Dan from East Grand Rapids, MI
Just wondering, why didn't the Packers take a safety with 48 seconds left? Then you could potentially pin the Seahawks down on the 20-yard line with no time outs, instead of the Green Bay 45.
They couldn't use that strategy because the score would've been 12-9 and the Seahawks would've only needed to kick a field goal to send the game into overtime. Also, the 20-yard line is not the normal starting point following a free kick. Something closer to the 30-40 would be more realistic. I figured this would be the hot topic in "Ask Vic" this week, because it would've gone directly to the decision to go for two points. Had the Packers kicked the extra point to take a 13-7 lead, then there's no doubt in my mind they would've taken the safety and used the free-kick strategy. The final-play controversy, however, made everything else non-topical. It ruined a pretty good game.
Jay from Fairport, NY
What do you see McMillian's ultimate role being with this team? Do you think he can develop into a staple of the defense? I like what I have seen from him so far.
There's no ceiling to his role. He's starting to look like a real steal with the 133rd overall pick.
Heather from Bear Creek, NC
"I have been wounded but not yet slain. I shall lie here and bleed awhile. Then I shall rise and fight again.

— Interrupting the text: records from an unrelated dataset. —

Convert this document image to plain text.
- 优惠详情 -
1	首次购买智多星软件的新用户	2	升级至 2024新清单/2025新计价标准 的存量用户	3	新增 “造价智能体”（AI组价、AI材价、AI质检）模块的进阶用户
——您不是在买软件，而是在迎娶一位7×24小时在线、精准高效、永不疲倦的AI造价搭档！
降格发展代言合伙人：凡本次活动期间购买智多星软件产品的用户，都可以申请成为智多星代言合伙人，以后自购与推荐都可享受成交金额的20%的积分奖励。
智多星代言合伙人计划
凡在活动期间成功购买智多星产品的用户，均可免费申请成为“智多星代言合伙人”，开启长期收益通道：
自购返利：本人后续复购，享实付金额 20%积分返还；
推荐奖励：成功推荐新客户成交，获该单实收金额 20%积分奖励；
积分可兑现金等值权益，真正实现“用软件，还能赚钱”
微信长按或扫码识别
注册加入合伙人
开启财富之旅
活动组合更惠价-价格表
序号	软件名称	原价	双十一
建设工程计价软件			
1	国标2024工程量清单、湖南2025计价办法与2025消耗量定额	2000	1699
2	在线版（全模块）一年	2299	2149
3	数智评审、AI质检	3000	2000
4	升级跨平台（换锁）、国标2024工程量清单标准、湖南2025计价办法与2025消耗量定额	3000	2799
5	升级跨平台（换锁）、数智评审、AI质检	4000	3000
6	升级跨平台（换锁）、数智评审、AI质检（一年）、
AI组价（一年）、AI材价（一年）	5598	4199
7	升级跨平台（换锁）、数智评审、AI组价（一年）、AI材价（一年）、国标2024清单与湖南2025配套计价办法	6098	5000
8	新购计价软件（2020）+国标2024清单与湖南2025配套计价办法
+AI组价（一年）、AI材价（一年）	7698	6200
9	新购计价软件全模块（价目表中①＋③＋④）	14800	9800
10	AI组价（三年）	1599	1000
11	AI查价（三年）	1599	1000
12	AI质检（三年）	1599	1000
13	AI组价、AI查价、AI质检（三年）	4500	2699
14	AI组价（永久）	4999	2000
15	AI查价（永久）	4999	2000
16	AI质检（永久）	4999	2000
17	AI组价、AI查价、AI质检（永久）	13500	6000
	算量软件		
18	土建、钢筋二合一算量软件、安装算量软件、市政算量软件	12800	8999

The title of champion may from time to time fall to others more than ourselves. But the heart, the spirit, and the soul of champions remains in Green Bay." – Vince Lombardi. We have bled and now it's time to fight. Bring on the Saints.
All right, it's Thursday, it's time to calm down and put all of this in perspective. No one has been wounded, no one is bleeding, no one has been crowned champion. This was a Week 3 game that left the Packers only a game behind the Bears and the Vikings. The entire free world agrees the Packers were wronged; the league has gone on record as saying the Packers should've won the game. The Packers have moved on, the replacement officials are gone, and it's time for the fans to move on, too.